Teheran teme che Washington stia prendendo tempo, fingendo di voler aprire a colloqui di pace per poi eliminare nuovamente i leader iraniani. D’altra parte, nonostante le dichiarazioni pacifiche di Trump, continua l’invio di militari e mezzi verso il Medio Oriente, rendendo concreta anche l’ipotesi di un tentativo di invasione. L’arrivo di migliaia di Marines è previsto per venerdì.
Negoziatore cercasi
Oltre alle dichiarazioni, Trump si è effettivamente messo in contatto con il Pakistan per individuare un Paese mediatore: la difficoltà non è infatti solo identificare il nuovo leader iraniano, ma anche stabilire un intermediario adeguato. Islamabad potrebbe essere la città scelta, ma deve ancora essere confermata come possibile sede dei colloqui. Secondo “The Guardian”, il principale negoziatore statunitense sarebbe JD Vance, che sembrerebbe essere tra i maggiori oppositori del conflitto all’interno delle prime linee dell’amministrazione Trump. Questo segnalerebbe un cambiamento rilevante, dato che i precedenti negoziatori sono stati Witkoff e Kushner. La controparte iraniana sarebbe invece Mohammad Bagher Ghalibaf, una delle ultime figure rilevanti del regime ad essere sopravvissuta agli attacchi. Lo speaker del parlamento ha tuttavia, smentito che ci siano già stati colloqui di cessate il fuoco, e mostra toni ancora bellicosi.
L'Iran controlla Hormuz
Al momento gli attacchi continuano. La risposta di Teheran all’attacco israeliano della settimana scorsa al giacimento di South Pars è stata netta: blocco dei flussi di gas diretti verso la Turchia, che importa da questo Paese circa il 14% del proprio fabbisogno, e contrattacchi verso Israele. Nel frattempo, prosegue la parziale apertura dello Stretto di Hormuz: la stampa iraniana riferisce che un’imbarcazione tailandese è riuscita ad attraversarlo senza problemi. L’Iran starebbe tuttavia valutando l’introduzione di dazi per consentire alle navi un passaggio sicuro nello stretto.
I paesi del Golfo non sono più neutrali
Infine, sembra che il principe saudita Mohammed bin Salman stia spingendo il presidente Trump a proseguire l’offensiva, considerandola un’opportunità unica per portare a termine un cambio di regime.
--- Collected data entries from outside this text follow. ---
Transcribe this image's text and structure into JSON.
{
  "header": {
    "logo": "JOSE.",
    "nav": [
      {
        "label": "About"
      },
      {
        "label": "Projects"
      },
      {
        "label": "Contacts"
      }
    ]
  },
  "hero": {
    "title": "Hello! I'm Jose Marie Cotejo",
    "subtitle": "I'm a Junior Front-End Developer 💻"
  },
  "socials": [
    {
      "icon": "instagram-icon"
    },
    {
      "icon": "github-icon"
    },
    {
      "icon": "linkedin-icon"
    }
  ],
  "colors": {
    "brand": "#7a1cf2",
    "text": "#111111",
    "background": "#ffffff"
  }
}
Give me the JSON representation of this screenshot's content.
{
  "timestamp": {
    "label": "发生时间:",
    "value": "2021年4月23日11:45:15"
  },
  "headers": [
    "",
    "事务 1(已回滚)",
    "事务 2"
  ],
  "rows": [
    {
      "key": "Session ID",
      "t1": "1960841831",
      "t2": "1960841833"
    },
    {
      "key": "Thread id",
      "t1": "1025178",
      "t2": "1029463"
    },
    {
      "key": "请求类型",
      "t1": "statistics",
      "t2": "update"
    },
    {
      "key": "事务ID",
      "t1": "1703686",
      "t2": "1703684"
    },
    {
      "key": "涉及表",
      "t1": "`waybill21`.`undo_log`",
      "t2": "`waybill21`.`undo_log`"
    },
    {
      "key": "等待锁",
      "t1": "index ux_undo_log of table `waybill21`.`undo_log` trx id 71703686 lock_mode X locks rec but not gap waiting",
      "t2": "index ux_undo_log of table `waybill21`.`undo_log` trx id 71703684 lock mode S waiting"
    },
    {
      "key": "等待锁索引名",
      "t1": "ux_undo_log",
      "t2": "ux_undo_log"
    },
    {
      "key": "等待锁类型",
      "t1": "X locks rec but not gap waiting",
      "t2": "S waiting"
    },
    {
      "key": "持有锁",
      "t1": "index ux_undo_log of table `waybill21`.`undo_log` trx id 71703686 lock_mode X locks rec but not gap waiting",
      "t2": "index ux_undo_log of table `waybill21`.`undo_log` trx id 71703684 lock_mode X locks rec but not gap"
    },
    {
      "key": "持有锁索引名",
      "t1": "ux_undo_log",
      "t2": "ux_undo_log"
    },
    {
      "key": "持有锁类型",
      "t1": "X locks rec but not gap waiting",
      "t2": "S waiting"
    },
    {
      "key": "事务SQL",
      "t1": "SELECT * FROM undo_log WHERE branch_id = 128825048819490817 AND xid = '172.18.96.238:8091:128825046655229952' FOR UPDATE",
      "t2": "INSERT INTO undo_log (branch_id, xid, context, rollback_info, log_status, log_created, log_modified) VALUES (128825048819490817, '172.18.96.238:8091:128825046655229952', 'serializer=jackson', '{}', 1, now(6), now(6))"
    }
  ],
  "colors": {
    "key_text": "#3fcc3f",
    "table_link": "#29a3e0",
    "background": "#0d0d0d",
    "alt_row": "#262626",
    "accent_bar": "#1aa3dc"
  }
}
Questa notizia è particolarmente rilevante perché, finora, solo Israele aveva espresso apertamente l’intenzione che gli Stati Uniti proseguissero gli attacchi. L’indiscrezione confermerebbe inoltre la disponibilità di Arabia Saudita ed Emirati Arabi Uniti a concedere l’utilizzo delle proprie basi militari agli Stati Uniti per condurre operazioni, senza escludere una possibile partecipazione diretta saudita al conflitto.
I mercati attendono il ritorno dell'inflazione
Dopo un avvio incerto, si registra un netto rimbalzo del greggio, con il WTI in area 92 dollari al barile e il Brent intorno ai 100 dollari. Le borse si tingono di rosso e i listini statunitensi aprono in negativo dopo il buon rimbalzo della giornata precedente: S&P -0,50%, Nasdaq -0,80%. In sofferenza anche l’obbligazionario, con il BTP decennale tornato in area 4% e lo spread BTP-Bund a 95 punti base. Il decennale Treasury in rialzo al 4,4%. Pressione ribassista anche sui metalli preziosi (oro -1%, argento -1,5%), mentre il dollaro torna a rafforzarsi, col cambio sotto 1,16.
Il mercato prezza tre rialzi da 25 punti base da parte della BCE e attribuisce circa un 30% di probabilità a ulteriori rialzi da parte della Fed, sebbene il consenso resti orientato verso tassi stabili entro fine anno.